A Calculated Life - Anne Charnock

Set in a future Manchester where cognitive implantation has become the norm and one company has gone further in terms of providing (and contracting out) individuals like Jayna, who work for both the public and private sector, doing complex mathematical modelling tasks, I found A Calculated Life to be a bit of a mixed bag.


Jayna is working in the private sector and doesn't initially seem to realise the impact that her being brought into the company has on other people. This is understandable, as we discover that people like her lead a very regimented life, complete with approved housing and regular meals, and are basically 'born' as adults, ready for their new job.
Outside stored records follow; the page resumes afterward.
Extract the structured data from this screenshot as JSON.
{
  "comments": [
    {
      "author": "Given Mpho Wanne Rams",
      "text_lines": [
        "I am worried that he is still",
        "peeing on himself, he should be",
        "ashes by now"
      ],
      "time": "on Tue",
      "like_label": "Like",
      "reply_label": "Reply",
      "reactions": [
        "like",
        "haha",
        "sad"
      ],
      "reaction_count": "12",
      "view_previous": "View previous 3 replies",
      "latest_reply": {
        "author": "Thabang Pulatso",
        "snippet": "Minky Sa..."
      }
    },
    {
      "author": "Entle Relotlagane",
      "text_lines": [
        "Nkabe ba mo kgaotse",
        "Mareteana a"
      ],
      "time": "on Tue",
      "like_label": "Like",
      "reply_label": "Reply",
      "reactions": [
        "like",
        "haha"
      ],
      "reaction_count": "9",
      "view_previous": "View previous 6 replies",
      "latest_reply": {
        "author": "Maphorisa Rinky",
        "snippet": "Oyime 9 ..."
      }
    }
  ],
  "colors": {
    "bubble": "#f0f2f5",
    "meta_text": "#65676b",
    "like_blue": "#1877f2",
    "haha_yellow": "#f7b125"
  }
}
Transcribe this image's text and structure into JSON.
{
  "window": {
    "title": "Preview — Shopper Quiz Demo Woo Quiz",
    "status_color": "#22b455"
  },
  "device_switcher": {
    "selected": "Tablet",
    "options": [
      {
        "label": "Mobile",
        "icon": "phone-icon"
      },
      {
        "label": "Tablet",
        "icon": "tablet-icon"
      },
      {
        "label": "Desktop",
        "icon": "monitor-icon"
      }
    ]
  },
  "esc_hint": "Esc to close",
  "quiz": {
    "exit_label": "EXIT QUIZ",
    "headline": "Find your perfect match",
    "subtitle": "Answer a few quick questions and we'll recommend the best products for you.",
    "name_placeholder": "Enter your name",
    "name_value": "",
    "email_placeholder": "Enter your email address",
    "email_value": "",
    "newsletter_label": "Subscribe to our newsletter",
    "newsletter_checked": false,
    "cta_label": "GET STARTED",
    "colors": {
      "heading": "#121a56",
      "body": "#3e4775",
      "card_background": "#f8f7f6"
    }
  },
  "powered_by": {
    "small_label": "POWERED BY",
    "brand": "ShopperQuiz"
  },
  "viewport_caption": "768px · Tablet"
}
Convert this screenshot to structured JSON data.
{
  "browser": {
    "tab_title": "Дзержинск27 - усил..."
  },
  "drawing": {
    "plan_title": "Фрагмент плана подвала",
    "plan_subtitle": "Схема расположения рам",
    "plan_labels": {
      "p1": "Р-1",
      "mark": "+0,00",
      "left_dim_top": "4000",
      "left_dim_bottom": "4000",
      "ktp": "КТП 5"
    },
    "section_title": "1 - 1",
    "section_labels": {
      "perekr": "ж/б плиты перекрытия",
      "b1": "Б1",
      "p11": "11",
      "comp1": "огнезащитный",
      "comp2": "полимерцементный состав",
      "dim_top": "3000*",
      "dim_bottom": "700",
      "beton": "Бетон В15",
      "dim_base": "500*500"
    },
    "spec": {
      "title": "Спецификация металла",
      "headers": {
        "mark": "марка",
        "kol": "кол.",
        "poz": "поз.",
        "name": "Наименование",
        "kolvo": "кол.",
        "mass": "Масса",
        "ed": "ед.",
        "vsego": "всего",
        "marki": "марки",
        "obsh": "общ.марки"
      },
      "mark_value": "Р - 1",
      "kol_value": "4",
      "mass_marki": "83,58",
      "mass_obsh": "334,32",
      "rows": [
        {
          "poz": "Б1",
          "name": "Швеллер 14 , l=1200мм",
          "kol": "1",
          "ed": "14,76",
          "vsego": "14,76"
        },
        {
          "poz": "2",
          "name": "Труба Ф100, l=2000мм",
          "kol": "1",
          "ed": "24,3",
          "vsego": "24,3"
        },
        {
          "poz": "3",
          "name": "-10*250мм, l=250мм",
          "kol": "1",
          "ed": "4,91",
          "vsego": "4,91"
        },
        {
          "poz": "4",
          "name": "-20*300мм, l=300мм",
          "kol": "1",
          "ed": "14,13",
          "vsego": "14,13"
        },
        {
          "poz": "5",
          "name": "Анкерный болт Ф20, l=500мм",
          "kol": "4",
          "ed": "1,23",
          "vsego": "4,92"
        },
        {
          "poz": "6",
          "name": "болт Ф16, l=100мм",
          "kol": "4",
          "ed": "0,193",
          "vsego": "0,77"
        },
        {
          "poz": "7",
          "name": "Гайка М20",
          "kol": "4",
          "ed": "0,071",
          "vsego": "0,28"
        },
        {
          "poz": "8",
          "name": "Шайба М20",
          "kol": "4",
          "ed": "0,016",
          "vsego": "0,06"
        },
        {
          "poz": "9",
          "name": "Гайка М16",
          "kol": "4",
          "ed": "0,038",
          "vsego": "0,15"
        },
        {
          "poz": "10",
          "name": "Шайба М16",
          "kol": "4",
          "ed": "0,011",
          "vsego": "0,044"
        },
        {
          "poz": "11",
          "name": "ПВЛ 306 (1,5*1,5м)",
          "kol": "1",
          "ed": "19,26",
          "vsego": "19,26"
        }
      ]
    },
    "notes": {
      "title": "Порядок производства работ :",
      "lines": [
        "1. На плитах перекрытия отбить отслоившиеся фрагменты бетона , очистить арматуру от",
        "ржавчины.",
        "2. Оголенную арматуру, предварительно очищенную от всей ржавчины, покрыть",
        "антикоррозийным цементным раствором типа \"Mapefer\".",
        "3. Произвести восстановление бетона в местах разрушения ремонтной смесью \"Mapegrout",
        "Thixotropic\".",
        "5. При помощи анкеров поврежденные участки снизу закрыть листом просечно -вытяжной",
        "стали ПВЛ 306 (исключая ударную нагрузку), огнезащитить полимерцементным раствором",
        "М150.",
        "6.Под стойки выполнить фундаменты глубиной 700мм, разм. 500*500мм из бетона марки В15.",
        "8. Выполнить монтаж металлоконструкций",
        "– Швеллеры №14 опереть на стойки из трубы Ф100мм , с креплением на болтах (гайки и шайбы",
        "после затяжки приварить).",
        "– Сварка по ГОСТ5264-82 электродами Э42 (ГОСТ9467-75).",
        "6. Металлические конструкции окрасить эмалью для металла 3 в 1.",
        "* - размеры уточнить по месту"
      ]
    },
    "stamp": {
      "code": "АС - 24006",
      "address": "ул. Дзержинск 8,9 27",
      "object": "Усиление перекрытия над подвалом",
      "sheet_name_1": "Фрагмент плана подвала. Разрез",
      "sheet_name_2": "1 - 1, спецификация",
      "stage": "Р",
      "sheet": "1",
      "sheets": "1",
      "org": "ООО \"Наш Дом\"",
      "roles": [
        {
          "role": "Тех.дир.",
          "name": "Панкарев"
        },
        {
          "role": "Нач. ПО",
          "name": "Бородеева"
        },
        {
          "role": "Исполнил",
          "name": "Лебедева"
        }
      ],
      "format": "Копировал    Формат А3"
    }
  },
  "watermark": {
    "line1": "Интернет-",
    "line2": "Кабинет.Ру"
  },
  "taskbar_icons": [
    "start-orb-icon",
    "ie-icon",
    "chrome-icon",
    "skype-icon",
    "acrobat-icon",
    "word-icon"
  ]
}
Even then, Jayna and those like her are seen to be undertaking small acts of rebellion against this routine, while other more substantial acts can lead to a 'recall' - they worry about this, particularly as the line between petty and non-petty is so unclear as to make anything but complete obedience a significant act of defiance.


As word spreads about others being recalled, Jayna begins to worry that she may be heading the same way even as she fosters a relationship with someone from the company she works for who is one of the non-implanted. In the end, her plans are all thwarted by a moment of panic on her part and A Calculated Life ends with the others who had been involved living in relative freedom (though poor and working hard) and an implication that Jayna has been placed somewhere else with a new memory. I'm not sure if this is meant to give a sprinkling of hope over what is otherwise at times quite a bleak existence for her, whether she realises it or not.


Personally, I'd have liked a little more flesh to the bones of Jayna's character - though the story is told from her perspective, I never felt as though I really got to know what made her tick. In fact, all of the characters could have done with being a bit more definite and suffer from being pretty much perfect and good, with the exception of one with whom Jayna has a violent interaction. Life isn't like that, so the folks with whom she is most closely dealing in particular needed to be a little more human.